According to the governor, his administration has invested over N10bn in upgrading health infrastructure, procuring medical equipment, and strengthening the healthcare workforce.
To bridge the human resource gap in the sector, Nwifuru again reaffirmed the state government recruited 195 healthcare professionals, including doctors, nurses, pharmacists, and laboratory scientists, who have been deployed to general hospitals to enhance service delivery.

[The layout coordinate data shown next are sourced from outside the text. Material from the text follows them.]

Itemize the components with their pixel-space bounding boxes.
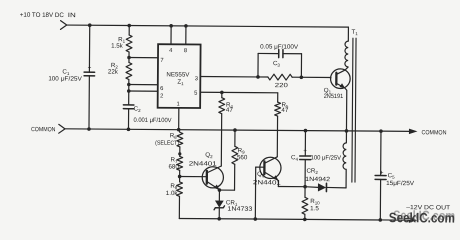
svg-text:3: 3 (195, 76, 198, 82)
svg-text:1: 1 (177, 102, 180, 108)
svg-text:NE555V: NE555V (166, 71, 190, 78)
svg-text:2N4401: 2N4401 (253, 179, 282, 186)
resistor R4 47 (219, 92, 234, 114)
svg-text:COMMON: COMMON (31, 126, 56, 133)
pin 3 label (195, 76, 198, 82)
node -12V DC OUT arrow (406, 204, 450, 223)
wire common rail (65, 129, 410, 132)
resistor R5 47 (275, 93, 289, 116)
node junction dot -12V/R10 (303, 218, 307, 222)
wire C3 right leg (283, 54, 302, 78)
node junction dot common/T1/Q1 emitter (345, 129, 349, 133)
diode CR2 1N4942 (305, 168, 331, 192)
svg-text:100: 100 (48, 75, 59, 82)
diode CR1 1N4733 zener (214, 190, 253, 219)
wire -12V rail (179, 218, 409, 220)
node junction dot common/pin1 (177, 128, 181, 132)
svg-text:SeekIC.com: SeekIC.com (389, 210, 455, 225)
node junction dot +V/pin4 (169, 24, 173, 28)
svg-text:1N4942: 1N4942 (305, 176, 331, 183)
wire node to CR2 anode (305, 186, 318, 189)
transistor Q2 2N4401 (189, 152, 224, 190)
wire R8 to -12V rail (178, 196, 180, 218)
svg-text:7: 7 (160, 58, 163, 64)
svg-text:COMMON: COMMON (421, 129, 446, 136)
node junction dot common/C1 (87, 127, 91, 131)
pin 6 label (160, 86, 163, 92)
svg-text:100 μF/25V: 100 μF/25V (311, 154, 342, 161)
wire T1 secondary top to common (345, 131, 347, 143)
node junction dot -12V/C5 (379, 218, 383, 222)
svg-text:5: 5 (194, 91, 197, 97)
wire Q3 base column (254, 167, 256, 219)
node +10 TO 18V DC IN input terminal (20, 12, 77, 30)
wire pin 1 to common (178, 108, 180, 130)
transistor Q3 2N4401 (253, 157, 282, 187)
svg-text:μF/25V: μF/25V (61, 76, 83, 83)
capacitor C1 100uF/25V (48, 64, 94, 83)
node junction dot common/C5 (379, 129, 383, 133)
wire Q3 emitter to output node (278, 186, 305, 188)
wire Q2 base wire (180, 175, 207, 177)
wire pin 5 control line (200, 91, 277, 94)
svg-text:+10 TO 18V DC: +10 TO 18V DC (20, 12, 64, 19)
pin 8 label (184, 48, 187, 54)
inductor T1 primary winding (345, 41, 348, 67)
node junction dot +V/R1 (127, 24, 131, 28)
node junction dot pin3/C3 left (256, 75, 260, 79)
resistor R3 220 (268, 74, 292, 89)
node junction dot output node (303, 185, 307, 189)
capacitor C3 0.05uF/100V (260, 43, 299, 67)
node junction dot R7/R8 Q2 base tap (178, 170, 182, 182)
node junction dot Q2 emitter (218, 188, 222, 192)
wire +V rail drop to T1 primary (347, 27, 349, 41)
wire junction to pin 2 (127, 89, 158, 93)
wire pin 8 to +V rail (185, 26, 187, 44)
node junction dot -12V/Q3 base (254, 217, 258, 221)
node junction dot pin5/R4 (220, 91, 224, 95)
node junction dot R6/R7 (178, 147, 181, 157)
wire Q2 emitter to R9 bottom (219, 164, 234, 190)
transistor Q1 2N5191 (323, 67, 350, 131)
wire CR2 cathode to T1 secondary (326, 169, 346, 188)
svg-text:0.05 μF/100V: 0.05 μF/100V (260, 43, 299, 50)
wire C3 left leg (258, 53, 279, 77)
wire C5 top lead (380, 131, 382, 175)
pin 5 label (194, 91, 197, 97)
svg-text:6: 6 (160, 86, 163, 92)
svg-text:1.5k: 1.5k (111, 43, 124, 50)
text watermark SeekIC.com (389, 208, 455, 226)
svg-text:+: + (88, 64, 92, 71)
transformer T1 core (352, 38, 356, 182)
wire top +V rail (67, 25, 349, 27)
node COMMON right arrow (409, 129, 447, 137)
inductor T1 secondary winding (343, 143, 346, 170)
capacitor C4 100uF/25V (291, 147, 342, 162)
node junction dot +V/C1 (88, 23, 92, 27)
transformer T1 label (351, 29, 358, 36)
wire pin 3 output (200, 76, 330, 79)
node junction dot common/C4 (304, 129, 308, 133)
resistor R8 1.0k (166, 182, 183, 197)
wire R5 to Q3 collector (crosses common) (276, 116, 278, 157)
svg-text:0.001 μF/100V: 0.001 μF/100V (134, 117, 173, 124)
svg-text:(SELECT): (SELECT) (155, 141, 179, 147)
svg-text:+: + (303, 147, 307, 154)
svg-text:47: 47 (226, 107, 233, 114)
pin 1 label (177, 102, 180, 108)
wire Q3 base wire (256, 166, 265, 168)
pin 2 label (160, 94, 163, 100)
wire C1 bottom lead (88, 76, 90, 129)
node junction dot pin3/C3 right (300, 75, 304, 79)
svg-text:560: 560 (237, 154, 248, 161)
wire C4 bottom lead (304, 160, 306, 187)
node junction dot +V/pin8 (184, 24, 188, 28)
wire C1 top lead (88, 25, 90, 72)
wire R4 to Q2 collector (crosses common) (220, 114, 222, 166)
svg-text:15μF/25V: 15μF/25V (386, 180, 415, 187)
wire C4 top lead (304, 131, 306, 156)
svg-text:8: 8 (184, 48, 187, 54)
resistor R7 680 (168, 156, 182, 170)
node junction dot -12V/CR1 (217, 217, 221, 221)
svg-text:1N4733: 1N4733 (227, 206, 253, 213)
svg-text:+: + (380, 170, 384, 176)
capacitor C5 15uF/25V (375, 170, 415, 187)
resistor R6 SELECT (155, 129, 183, 146)
wire R1-R2 junction to pin 7 (127, 52, 158, 63)
resistor R1 1.5k (111, 25, 132, 52)
pin 4 label (169, 48, 173, 54)
svg-text:2N4401: 2N4401 (189, 160, 218, 167)
resistor R10 1.5 (302, 187, 320, 220)
pin 7 label (160, 58, 163, 64)
wire R2 bottom to pin 6 (127, 79, 158, 105)
svg-text:220: 220 (275, 82, 289, 89)
resistor R2 22k (108, 62, 132, 79)
node COMMON left terminal (31, 124, 65, 133)
svg-text:2: 2 (160, 94, 163, 100)
resistor R9 560 (232, 128, 248, 164)
svg-text:IN: IN (68, 12, 77, 19)
svg-text:1.5: 1.5 (310, 205, 319, 212)
svg-text:22k: 22k (108, 69, 119, 76)
capacitor C2 0.001uF/100V (123, 105, 172, 124)
svg-text:2N5191: 2N5191 (324, 93, 344, 100)
svg-text:1.0k: 1.0k (166, 190, 179, 197)
svg-text:47: 47 (281, 107, 288, 114)
node junction dot common/C2 (127, 127, 131, 131)
wire pin 4 to +V rail (170, 26, 172, 44)
wire C2 bottom lead (127, 109, 129, 130)
op-amp U1 timer NE555V Z1 body (158, 44, 201, 108)
wire Q1 base from R3/C3 (330, 77, 332, 78)
svg-text:680: 680 (168, 163, 179, 170)
wire C5 bottom lead (379, 179, 381, 219)
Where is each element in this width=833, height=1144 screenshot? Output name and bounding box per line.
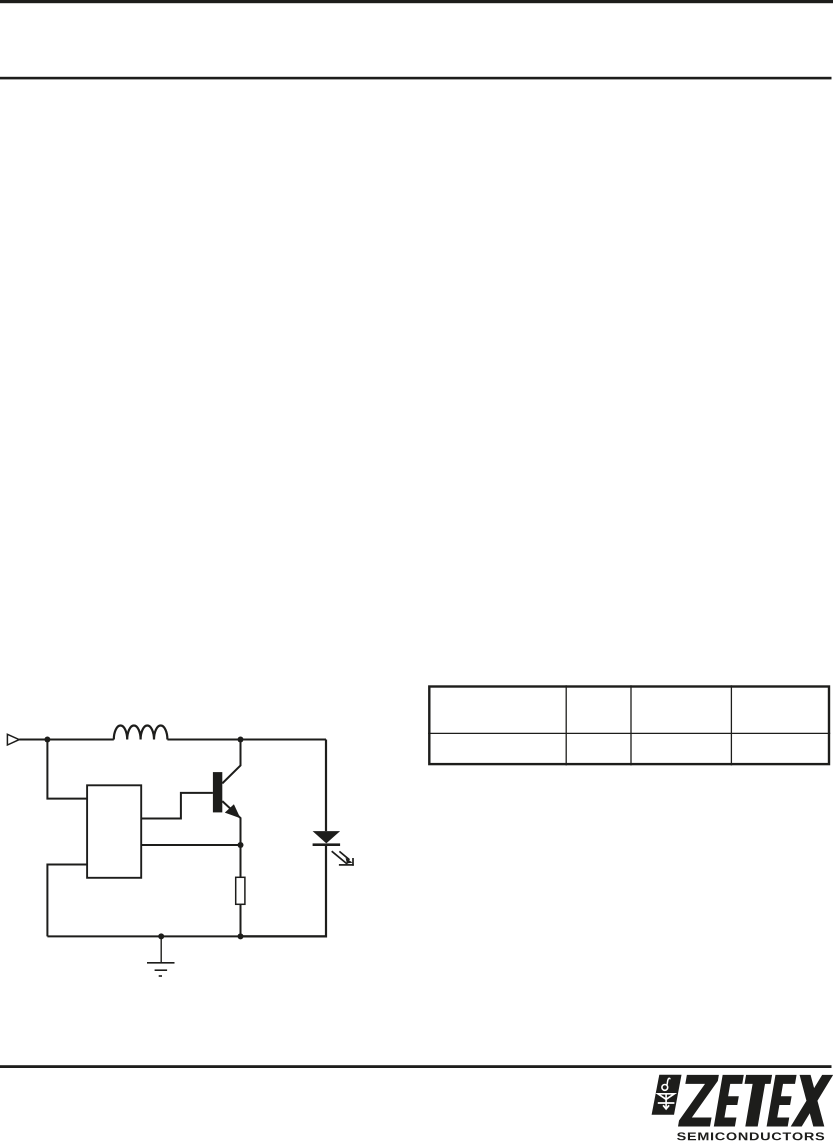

He said, “This event is not just a ceremony—it is a declaration of our administration’s commitment to revitalizing the healthcare system of our dear state. It is a testament to our resolve to deliver on the health pillar of our People’s Charter of Needs.
“For some time now, the health sector in Ebonyi has suffered from insufficient funding, inadequate personnel, and a lack of basic equipment. This narrative must change, and it must change now.”